Octave ouvrait la porte du vestibule, lorsque Valérie rentra. Il s’effaça poliment, pour la laisser passer devant lui.

— Vous allez bien, madame ?

— Mais oui, monsieur, merci.

Elle était essoufflée, et pendant qu’elle montait, il regardait ses bottines boueuses, en songeant à ce déjeuner, la tête en bas et les jambes en l’air, dont avaient parlé les bonnes. Sans doute, elle était rentrée à pied, n’ayant pas trouvé de fiacre. Une odeur fade et chaude s’exhalait de ses jupes humides. La fatigue, une lassitude molle de toute sa chair, lui faisait par moments, malgré son effort, poser la main sur la rampe.

— Quelle vilaine journée, n’est-ce pas ? madame.

— Affreuse, monsieur… Et, avec ça, le temps est lourd.

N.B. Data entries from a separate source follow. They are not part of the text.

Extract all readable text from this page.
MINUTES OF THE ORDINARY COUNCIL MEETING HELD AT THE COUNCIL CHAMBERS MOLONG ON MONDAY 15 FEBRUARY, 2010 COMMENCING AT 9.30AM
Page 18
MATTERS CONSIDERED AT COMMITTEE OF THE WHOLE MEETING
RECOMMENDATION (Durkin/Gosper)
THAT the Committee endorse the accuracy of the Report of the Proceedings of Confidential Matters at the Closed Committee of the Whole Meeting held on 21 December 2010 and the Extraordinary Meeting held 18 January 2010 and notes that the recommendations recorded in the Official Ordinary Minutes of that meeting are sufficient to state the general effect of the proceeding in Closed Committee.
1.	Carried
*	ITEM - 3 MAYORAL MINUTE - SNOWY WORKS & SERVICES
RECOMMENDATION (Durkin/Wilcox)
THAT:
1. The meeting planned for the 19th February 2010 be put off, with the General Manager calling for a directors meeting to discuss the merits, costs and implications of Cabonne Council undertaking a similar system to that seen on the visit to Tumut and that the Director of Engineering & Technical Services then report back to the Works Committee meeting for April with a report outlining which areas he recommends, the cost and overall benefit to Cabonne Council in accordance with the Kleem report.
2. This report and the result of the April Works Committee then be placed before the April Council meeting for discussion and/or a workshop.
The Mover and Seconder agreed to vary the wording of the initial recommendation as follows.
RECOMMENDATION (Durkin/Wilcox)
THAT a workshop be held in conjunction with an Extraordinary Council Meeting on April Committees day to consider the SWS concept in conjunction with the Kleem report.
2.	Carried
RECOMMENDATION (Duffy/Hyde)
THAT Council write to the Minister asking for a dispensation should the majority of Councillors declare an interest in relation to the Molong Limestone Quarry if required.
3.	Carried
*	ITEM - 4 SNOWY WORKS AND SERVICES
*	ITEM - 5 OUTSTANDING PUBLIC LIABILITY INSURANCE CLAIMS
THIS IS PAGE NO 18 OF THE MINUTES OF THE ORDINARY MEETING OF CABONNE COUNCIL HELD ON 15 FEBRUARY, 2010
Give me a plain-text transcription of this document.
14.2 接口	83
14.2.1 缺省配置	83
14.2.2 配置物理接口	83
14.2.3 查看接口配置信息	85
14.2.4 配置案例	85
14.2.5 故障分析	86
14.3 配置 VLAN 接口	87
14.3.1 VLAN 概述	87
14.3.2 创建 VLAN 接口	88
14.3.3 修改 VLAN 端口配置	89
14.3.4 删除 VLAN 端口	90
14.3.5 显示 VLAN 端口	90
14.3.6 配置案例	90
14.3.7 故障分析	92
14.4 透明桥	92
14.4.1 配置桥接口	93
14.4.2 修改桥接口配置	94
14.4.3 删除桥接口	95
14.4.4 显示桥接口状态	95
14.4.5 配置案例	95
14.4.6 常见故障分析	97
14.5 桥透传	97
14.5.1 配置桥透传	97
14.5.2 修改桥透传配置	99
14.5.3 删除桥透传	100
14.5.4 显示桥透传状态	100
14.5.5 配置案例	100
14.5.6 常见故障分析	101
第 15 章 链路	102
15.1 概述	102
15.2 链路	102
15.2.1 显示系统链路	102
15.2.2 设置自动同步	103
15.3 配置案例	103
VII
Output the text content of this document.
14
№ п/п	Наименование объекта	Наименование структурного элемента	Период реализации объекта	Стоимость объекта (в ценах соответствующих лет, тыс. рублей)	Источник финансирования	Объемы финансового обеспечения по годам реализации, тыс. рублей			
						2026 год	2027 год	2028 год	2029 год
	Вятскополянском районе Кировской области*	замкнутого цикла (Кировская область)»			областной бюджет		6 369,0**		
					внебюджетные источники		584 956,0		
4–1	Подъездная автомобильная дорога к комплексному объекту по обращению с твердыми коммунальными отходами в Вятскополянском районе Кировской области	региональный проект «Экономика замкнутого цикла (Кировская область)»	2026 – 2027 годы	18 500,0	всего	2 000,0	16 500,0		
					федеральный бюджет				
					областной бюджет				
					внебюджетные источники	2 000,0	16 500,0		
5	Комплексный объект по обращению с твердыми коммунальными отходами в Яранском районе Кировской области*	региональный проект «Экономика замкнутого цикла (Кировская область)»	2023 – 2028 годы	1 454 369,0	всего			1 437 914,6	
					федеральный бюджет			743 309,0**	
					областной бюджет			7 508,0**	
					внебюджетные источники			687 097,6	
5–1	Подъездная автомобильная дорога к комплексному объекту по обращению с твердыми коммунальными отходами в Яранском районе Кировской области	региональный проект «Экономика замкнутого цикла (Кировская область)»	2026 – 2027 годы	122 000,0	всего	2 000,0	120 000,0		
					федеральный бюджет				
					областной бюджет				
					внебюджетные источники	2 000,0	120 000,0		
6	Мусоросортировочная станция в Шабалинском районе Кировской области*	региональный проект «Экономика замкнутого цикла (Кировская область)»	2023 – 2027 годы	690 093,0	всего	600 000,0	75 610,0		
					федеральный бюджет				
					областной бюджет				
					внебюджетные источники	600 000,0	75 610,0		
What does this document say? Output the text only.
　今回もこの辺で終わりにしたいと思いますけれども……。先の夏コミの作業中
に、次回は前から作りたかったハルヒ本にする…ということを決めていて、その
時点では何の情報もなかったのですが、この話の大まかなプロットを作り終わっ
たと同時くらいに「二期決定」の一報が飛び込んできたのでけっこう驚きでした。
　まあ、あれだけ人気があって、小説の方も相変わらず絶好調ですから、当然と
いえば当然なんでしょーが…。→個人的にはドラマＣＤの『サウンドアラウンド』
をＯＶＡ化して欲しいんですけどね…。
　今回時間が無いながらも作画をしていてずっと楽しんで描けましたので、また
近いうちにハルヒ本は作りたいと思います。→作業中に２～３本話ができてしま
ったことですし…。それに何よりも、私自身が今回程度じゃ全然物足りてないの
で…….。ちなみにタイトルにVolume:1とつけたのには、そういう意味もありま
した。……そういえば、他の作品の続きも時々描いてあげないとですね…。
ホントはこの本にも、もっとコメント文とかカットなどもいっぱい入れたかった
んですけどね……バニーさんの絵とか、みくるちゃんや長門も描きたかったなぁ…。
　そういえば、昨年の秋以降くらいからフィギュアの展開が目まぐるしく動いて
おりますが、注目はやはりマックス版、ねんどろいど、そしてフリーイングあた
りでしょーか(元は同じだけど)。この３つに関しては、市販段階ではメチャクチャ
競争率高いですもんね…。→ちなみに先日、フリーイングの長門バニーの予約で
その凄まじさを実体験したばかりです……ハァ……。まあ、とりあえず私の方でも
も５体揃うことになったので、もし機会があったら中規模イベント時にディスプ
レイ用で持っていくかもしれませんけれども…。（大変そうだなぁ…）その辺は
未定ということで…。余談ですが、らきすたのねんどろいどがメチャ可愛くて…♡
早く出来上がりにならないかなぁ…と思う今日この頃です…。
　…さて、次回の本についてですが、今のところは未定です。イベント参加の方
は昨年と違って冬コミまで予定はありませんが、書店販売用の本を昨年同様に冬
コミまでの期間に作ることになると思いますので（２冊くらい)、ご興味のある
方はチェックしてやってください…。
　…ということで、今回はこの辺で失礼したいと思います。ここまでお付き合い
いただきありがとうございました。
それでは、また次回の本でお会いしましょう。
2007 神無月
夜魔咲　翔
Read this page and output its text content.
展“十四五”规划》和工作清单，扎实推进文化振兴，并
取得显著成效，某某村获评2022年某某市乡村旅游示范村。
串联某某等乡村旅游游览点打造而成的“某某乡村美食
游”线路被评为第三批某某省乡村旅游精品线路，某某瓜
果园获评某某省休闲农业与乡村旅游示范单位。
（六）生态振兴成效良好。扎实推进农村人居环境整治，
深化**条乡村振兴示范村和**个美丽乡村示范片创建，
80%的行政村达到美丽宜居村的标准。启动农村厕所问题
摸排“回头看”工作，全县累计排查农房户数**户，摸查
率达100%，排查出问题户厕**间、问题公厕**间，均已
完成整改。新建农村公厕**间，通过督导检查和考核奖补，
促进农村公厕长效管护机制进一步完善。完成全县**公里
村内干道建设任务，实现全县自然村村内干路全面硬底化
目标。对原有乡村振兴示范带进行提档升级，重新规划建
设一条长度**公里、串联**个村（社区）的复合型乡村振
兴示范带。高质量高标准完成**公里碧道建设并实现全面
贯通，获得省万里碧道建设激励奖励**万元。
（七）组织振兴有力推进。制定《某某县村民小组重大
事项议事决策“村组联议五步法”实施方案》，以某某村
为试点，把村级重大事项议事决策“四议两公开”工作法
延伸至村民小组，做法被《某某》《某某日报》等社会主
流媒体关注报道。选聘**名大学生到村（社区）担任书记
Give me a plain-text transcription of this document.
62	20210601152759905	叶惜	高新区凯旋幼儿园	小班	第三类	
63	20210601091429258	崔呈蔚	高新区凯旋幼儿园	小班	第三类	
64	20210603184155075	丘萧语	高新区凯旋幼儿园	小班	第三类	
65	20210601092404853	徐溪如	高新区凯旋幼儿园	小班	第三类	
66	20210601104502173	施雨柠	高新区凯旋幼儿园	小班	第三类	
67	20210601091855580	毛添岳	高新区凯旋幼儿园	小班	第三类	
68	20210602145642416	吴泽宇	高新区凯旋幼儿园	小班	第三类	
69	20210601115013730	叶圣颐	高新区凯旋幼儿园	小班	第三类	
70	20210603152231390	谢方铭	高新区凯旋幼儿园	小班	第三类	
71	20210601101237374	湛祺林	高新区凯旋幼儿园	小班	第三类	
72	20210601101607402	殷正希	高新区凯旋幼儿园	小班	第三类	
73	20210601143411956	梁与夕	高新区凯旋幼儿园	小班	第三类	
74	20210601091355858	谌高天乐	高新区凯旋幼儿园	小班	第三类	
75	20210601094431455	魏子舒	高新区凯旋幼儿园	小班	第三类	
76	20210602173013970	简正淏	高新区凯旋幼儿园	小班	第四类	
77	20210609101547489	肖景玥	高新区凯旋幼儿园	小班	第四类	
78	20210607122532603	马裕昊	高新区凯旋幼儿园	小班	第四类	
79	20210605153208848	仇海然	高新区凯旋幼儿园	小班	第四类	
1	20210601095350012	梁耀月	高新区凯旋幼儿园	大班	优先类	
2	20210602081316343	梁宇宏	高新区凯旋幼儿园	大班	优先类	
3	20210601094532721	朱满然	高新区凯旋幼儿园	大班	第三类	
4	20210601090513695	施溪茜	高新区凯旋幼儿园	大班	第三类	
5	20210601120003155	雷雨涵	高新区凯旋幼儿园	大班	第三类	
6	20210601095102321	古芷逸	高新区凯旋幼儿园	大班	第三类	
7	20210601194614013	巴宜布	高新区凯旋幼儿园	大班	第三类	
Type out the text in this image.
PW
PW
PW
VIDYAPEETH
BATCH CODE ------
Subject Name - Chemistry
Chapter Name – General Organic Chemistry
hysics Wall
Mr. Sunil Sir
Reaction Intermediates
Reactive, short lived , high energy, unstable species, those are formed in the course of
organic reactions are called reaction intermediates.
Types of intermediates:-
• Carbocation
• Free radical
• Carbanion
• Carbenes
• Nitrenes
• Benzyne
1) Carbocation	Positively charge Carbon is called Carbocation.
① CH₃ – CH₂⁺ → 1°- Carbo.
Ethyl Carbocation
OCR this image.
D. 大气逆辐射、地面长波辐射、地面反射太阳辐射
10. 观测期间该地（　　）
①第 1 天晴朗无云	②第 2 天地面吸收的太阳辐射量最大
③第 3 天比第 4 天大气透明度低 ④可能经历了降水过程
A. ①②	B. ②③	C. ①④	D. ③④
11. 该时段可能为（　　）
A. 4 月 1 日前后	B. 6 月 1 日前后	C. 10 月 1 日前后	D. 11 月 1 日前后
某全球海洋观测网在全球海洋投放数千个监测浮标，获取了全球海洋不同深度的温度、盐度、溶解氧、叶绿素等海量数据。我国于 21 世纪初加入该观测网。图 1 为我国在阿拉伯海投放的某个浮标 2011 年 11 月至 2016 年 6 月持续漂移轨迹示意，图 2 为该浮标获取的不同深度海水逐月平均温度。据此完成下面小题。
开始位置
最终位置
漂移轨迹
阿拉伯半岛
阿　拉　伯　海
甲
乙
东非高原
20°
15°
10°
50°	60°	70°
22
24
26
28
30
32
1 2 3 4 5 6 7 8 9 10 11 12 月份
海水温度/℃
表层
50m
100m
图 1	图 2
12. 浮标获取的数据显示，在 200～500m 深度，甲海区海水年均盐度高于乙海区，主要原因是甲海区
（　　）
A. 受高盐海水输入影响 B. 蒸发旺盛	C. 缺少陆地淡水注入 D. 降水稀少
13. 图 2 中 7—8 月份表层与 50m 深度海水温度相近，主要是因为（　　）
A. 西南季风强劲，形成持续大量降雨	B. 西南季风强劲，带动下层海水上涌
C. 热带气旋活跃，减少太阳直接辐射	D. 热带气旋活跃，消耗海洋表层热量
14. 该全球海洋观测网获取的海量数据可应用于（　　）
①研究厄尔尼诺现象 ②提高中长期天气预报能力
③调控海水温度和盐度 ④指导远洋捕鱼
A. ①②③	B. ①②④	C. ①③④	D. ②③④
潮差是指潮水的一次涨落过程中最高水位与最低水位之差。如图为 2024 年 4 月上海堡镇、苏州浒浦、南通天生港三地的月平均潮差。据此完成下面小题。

Elle arrivait au premier, ils se saluèrent. Mais, d’un coup d’œil, il avait vu sa face meurtrie, ses paupières grosses de sommeil, ses cheveux dépeignés sous le chapeau rattaché à la hâte ; et, tout en continuant de monter, il réfléchissait, vexé, pris de colère. Alors, pourquoi pas avec lui ? Il n’était ni plus bête ni plus laid que les autres.

Au troisième, devant la porte de madame Juzeur, le souvenir de sa promesse de la veille s’éveilla. Une curiosité lui venait sur cette petite femme si discrète, aux yeux de pervenche. Il sonna. Ce fut madame Juzeur elle-même qui ouvrit.

— Ah ! cher monsieur, êtes-vous aimable !… Entrez donc.